Na região onde hoje se ergue a cidade de Belém do Pará, existe uma bela lenda que merece ser contada. E que segundo:

Reza uma lenda ou história, que tem passado de geração em geração, que em certa altura, à muito tempo atrás havia uma tribo. Que se deparava com um crescimento demográfico muito grande e que a região estava a ficar sem alimentos suficientes para alimentar todos os habitantes e viviam cada vez com maiores dificuldades. E como os membros da tribo cresciam em numero de dia para dia, o cacique Itaki reuniu, o seu povo, para lhes falar do perigo de fome que a tribo iria enfrentar se continuasse a crescer.
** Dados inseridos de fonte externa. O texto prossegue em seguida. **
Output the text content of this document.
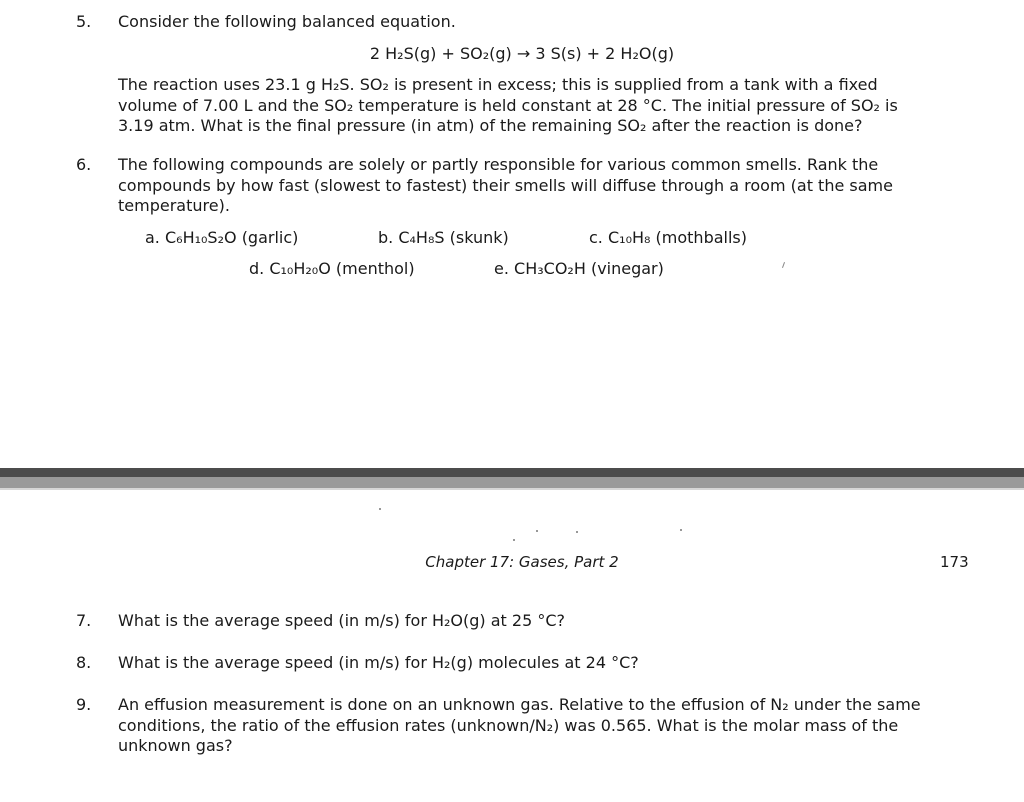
5. Consider the following balanced equation.
2 H₂S(g) + SO₂(g) → 3 S(s) + 2 H₂O(g)
The reaction uses 23.1 g H₂S. SO₂ is present in excess; this is supplied from a tank with a fixed
volume of 7.00 L and the SO₂ temperature is held constant at 28 °C. The initial pressure of SO₂ is
3.19 atm. What is the final pressure (in atm) of the remaining SO₂ after the reaction is done?
6. The following compounds are solely or partly responsible for various common smells. Rank the
compounds by how fast (slowest to fastest) their smells will diffuse through a room (at the same
temperature).
a. C₆H₁₀S₂O (garlic)	b. C₄H₈S (skunk)	c. C₁₀H₈ (mothballs)
d. C₁₀H₂₀O (menthol)	e. CH₃CO₂H (vinegar)
Chapter 17: Gases, Part 2	173
7. What is the average speed (in m/s) for H₂O(g) at 25 °C?
8. What is the average speed (in m/s) for H₂(g) molecules at 24 °C?
9. An effusion measurement is done on an unknown gas. Relative to the effusion of N₂ under the same
conditions, the ratio of the effusion rates (unknown/N₂) was 0.565. What is the molar mass of the
unknown gas?
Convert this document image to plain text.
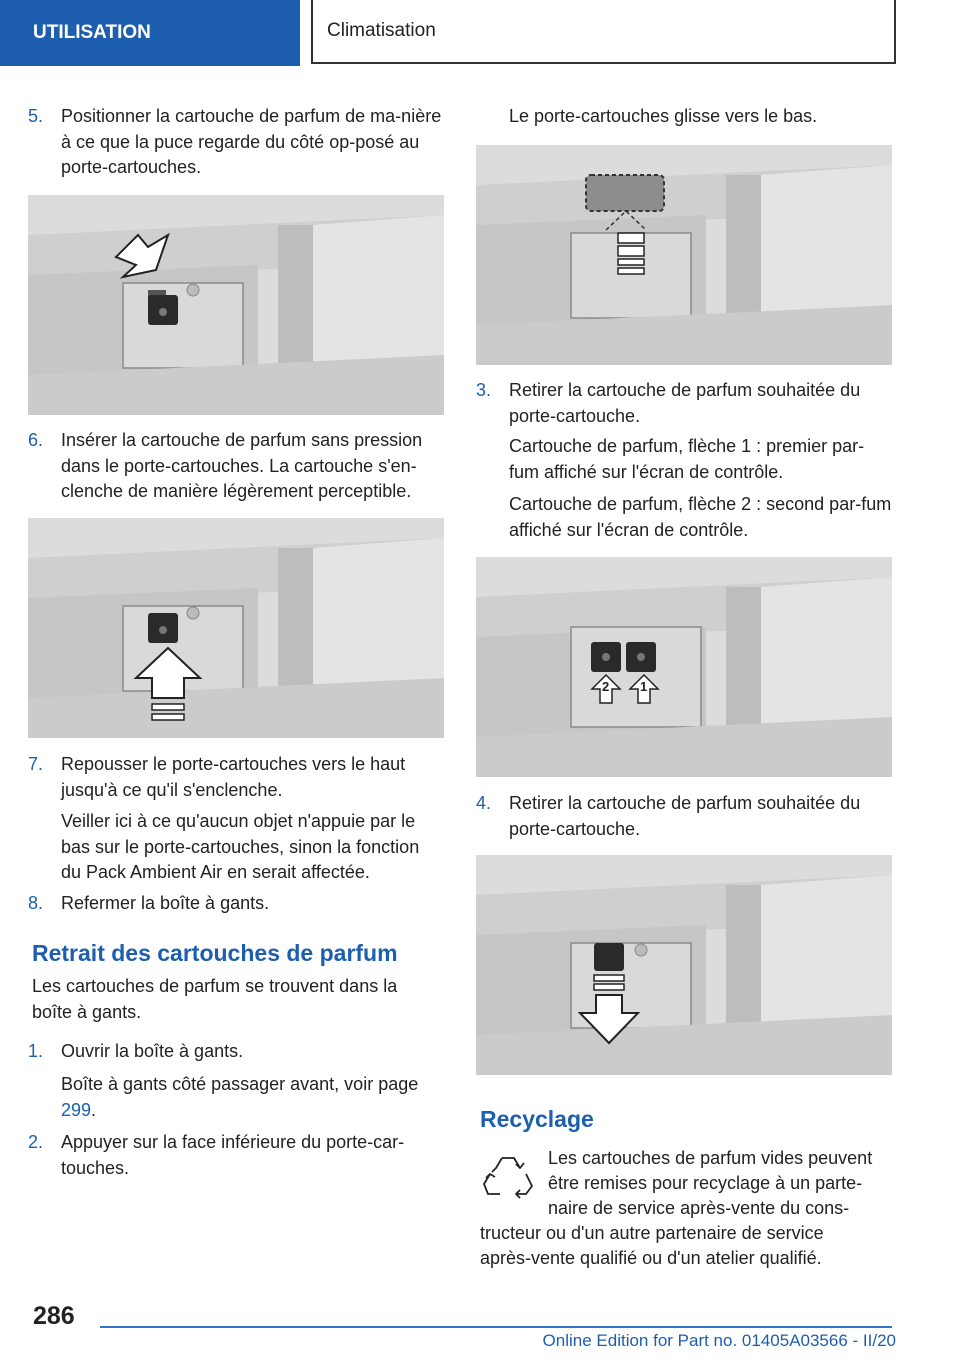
UTILISATION	Climatisation
5. Positionner la cartouche de parfum de ma‐nière à ce que la puce regarde du côté op‐posé au porte-cartouches.
6. Insérer la cartouche de parfum sans pression dans le porte-cartouches. La cartouche s'en‐clenche de manière légèrement perceptible.
7. Repousser le porte-cartouches vers le haut jusqu'à ce qu'il s'enclenche.
Veiller ici à ce qu'aucun objet n'appuie par le bas sur le porte-cartouches, sinon la fonction du Pack Ambient Air en serait affectée.
8. Refermer la boîte à gants.
Retrait des cartouches de parfum
Les cartouches de parfum se trouvent dans la boîte à gants.
1. Ouvrir la boîte à gants.
Boîte à gants côté passager avant, voir page 299.
2. Appuyer sur la face inférieure du porte-car‐touches.
Le porte-cartouches glisse vers le bas.
3. Retirer la cartouche de parfum souhaitée du porte-cartouche.
Cartouche de parfum, flèche 1 : premier par‐fum affiché sur l'écran de contrôle.
Cartouche de parfum, flèche 2 : second par‐fum affiché sur l'écran de contrôle.
2 1
4. Retirer la cartouche de parfum souhaitée du porte-cartouche.
Recyclage
Les cartouches de parfum vides peuvent
être remises pour recyclage à un parte‐
naire de service après-vente du cons‐
tructeur ou d'un autre partenaire de service
après-vente qualifié ou d'un atelier qualifié.
286
Online Edition for Part no. 01405A03566 - II/20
Decidiram então, em conselho de anciãos, guerreiros e curandeiros, que todas as crianças que nascidas daquela data em diante, teriam de ser “sacrificadas”, para manter os numeros da população sustentáveis.

Supoêm-se  que essa medida teve um impacto tal, que se passou muitas luas, sem que nenhuma criança nascesse. Contudo, um certo dia, Iaçá, a filha do cacique Itaki, deu à luz uma linda criança, no entanto, não tardou a que  o Conselho Tribal se reunisse e pedisse a Itaki que cumprisse o que havia sido decidido e sacrifica-se a sua neta e filha de Iaçá. Itaki, um guerreiro de palavra, deu seguimento ao que foi a sua ordem e ordenou o sacrifício.

Ao saber de tal destino para a sua criança, Iaçá tudo fez para que o pai poupasse a vida da filha, pois os tempos estavam a mudar e os campos estavam verdejantes e que em breve os alimentos e a caça não tardaria a abundar na região. O pai e cacique Itaki, porém, não podia falhar com a sua palavra e a criança foi sacrificada. Iaçá fechou-se na sua tenda, e por lá ficou por quase dois dias de joelhos, rogando à sua deusa “Tupã”, que mostrasse a seu pai uma forma de evitar que tal sacrifício tivesse que voltar a acontecer. Até que durante a noite,  Iaçá ouviu o choro de uma criança, saiu então da tenda e viu sua adorada e sacrificada filha a sorrir junto ao pé duma bela palmeira.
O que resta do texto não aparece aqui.